Recent times have been difficult for investors. Some have made the situation worse by buying and selling at the wrong times. For most people, the normal emotional response to rising markets is to feel confident and positive. This can lead to the desire to increase risk tolerance and purchase risky assets at potentially high prices. The opposite is true after big market declines. Our emotions may tell us to pull in and avoid risk when, perhaps, the opportunities for higher returns are greatest.
Because of this and other reasons, individual investors are notoriously bad market timers, as evidenced by mutual fund cash flows. For example, The Wall Street Journal recently reported that mutual fund research firm, Morningstar, determined that investors contributed more than $300 billion of new money to equity mutual funds during the six-year period from 2002 to 2007, much of it near market highs. When prices declined, investors redeemed more than $150 billion. According to the Hulbert Financial Digest, the total cost of this poor timing for stock fund investors was more than $42 billion for the 12 months ending May 31, 2009.
As a possible explanation of this behavior, we might consider the interesting work that is being done if the field of neuroscience, where researchers study the brain’s response to stimuli in an attempt to better understand human decision-making. Results are scientifically confirming what behavioral finance economists have suggested for some time: people are not hard-wired to be good investors because their emotions and other “normal” reactions can overtake their ability to reason rationally and make smart decisions under certain circumstances.
Brain scans show that there are two parts of the human brain operating in radically different ways. The prefrontal cortex is the rational, unemotional part of the brain that is used in long-term, logical thinking. The limbic system, on the other hand, is the brain’s short-term, emotional side that often causes trouble for investors. Under certain conditions, our emotional brains can take over and cause us to make poor, irrational decisions.
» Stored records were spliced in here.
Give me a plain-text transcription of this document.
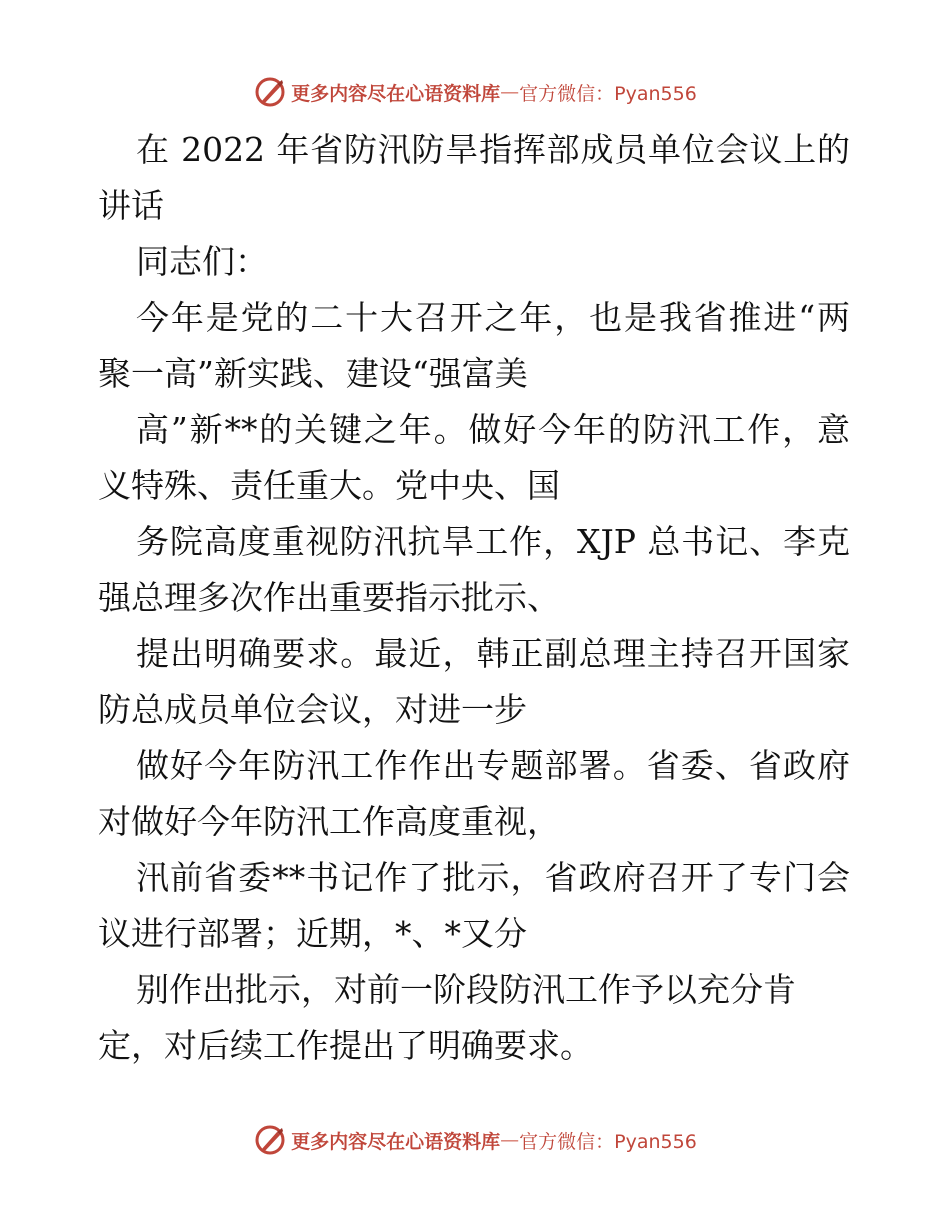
更多内容尽在心语资料库 — 官方微信：Pyan556
在 2022 年省防汛防旱指挥部成员单位会议上的
讲话
同志们：
今年是党的二十大召开之年，也是我省推进“两
聚一高”新实践、建设“强富美
高”新**的关键之年。做好今年的防汛工作，意
义特殊、责任重大。党中央、国
务院高度重视防汛抗旱工作，XJP 总书记、李克
强总理多次作出重要指示批示、
提出明确要求。最近，韩正副总理主持召开国家
防总成员单位会议，对进一步
做好今年防汛工作作出专题部署。省委、省政府
对做好今年防汛工作高度重视，
汛前省委**书记作了批示，省政府召开了专门会
议进行部署；近期，*、*又分
别作出批示，对前一阶段防汛工作予以充分肯
定，对后续工作提出了明确要求。
更多内容尽在心语资料库 — 官方微信：Pyan556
In a study published in 2005, researchers from Carnegie Mellon, the Stanford, and the University of Iowa, found that people with an impaired ability to experience emotions made better investment decisions in a simple investment game. The game involved a series of rounds in which players could choose whether or not to invest hypothetical money. Each round was structured to have a positive expected return on investment so that a rational player should choose to invest in every round, regardless of what happened in previous ones. Not surprisingly, the normal, unimpaired players were frequently affected by recent outcomes and were reluctant to invest after a series of losses. The players with impaired emotional function invested more regularly and performed better because they were less affected by fear and were more willing to take risk.